I somehow managed to get out of high school without having to read Fahrenheit 451 though I have no idea how. It is a classic book however, and I thought that I should read it, so I added it to my list of 10 books that I am determined to read this year.
I will say that the premise of the book is interesting. What happens when the world no longer reads? Or thinks for themselves? Or questions what they hear or what they are told? What happens to empathy then? Our humanity? Our compassion? What happens to the world?
It’s a powerful premise, and a powerful thought. And that’s what I loved about this book. That original gem of a premise.
What I couldn’t stand about this book is the main character Guy. He is so damn irritating and frustrating. I spent the majority of the book wanting to smack him across the back of the head. I do understand that he’s suppose to come across as overwhelmed and questioning everything, but I just couldn’t get past how irritating he was. I almost didn’t finish the book because of it. I am so eternally glad that I didn’t read this book in high school because while the premise is amazing, the delivery of it is enough to put anyone off reading for awhile. I cannot imagine many students ever finishing it.

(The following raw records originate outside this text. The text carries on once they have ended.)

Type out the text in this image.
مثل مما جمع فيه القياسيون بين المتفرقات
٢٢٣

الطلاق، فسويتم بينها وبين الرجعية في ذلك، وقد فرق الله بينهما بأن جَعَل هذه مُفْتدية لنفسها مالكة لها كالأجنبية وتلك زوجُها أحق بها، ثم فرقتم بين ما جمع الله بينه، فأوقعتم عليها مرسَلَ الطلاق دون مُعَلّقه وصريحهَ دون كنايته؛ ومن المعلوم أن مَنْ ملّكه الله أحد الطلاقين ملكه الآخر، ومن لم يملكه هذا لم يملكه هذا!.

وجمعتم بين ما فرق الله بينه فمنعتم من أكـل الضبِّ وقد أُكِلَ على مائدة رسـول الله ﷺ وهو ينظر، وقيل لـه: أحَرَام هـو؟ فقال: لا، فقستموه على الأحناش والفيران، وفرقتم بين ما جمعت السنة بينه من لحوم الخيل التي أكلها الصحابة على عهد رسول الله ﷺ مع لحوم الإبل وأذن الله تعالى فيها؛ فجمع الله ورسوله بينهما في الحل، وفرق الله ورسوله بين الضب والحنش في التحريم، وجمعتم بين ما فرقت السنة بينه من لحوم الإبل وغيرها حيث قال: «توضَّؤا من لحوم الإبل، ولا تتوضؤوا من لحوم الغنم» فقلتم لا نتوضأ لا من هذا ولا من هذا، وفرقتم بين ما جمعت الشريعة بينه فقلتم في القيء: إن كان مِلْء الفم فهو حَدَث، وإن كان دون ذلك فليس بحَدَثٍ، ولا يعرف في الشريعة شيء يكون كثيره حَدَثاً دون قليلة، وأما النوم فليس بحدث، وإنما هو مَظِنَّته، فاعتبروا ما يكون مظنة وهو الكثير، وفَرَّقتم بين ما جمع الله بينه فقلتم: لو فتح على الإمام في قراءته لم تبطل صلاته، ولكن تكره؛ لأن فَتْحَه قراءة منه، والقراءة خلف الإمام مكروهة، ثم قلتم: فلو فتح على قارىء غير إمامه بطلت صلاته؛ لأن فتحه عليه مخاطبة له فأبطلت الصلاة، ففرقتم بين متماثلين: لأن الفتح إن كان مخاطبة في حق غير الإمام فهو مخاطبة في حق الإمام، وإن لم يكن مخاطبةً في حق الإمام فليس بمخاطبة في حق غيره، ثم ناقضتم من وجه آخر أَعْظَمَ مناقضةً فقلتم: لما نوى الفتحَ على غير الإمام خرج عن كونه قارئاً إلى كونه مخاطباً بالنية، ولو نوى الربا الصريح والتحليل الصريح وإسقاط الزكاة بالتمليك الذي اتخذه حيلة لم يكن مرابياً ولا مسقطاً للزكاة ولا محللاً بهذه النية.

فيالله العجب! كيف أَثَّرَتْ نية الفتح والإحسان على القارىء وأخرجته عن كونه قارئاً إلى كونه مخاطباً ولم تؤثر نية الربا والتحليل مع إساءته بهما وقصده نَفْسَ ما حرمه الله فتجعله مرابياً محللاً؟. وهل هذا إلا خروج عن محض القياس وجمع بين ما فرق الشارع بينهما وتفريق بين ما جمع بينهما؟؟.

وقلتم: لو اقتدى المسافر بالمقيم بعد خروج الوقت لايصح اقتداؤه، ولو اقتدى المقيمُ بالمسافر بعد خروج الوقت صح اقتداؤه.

The only other thing I liked about this book other than the premise is this quote:
“Books were only one type of receptacle where we stored a lot of things we were afraid we might forget. There is nothing magical in them at all. The magic is only in what books say, how they stitched the patches of the universe together into one garment for us.”
While it’s true that books are simply words consisting of a variance of 26 letters, paper, ink and glue, it is also true that their essence is magic. There is something about them that allows us to relate to the world. And I for one would be completely lost without them.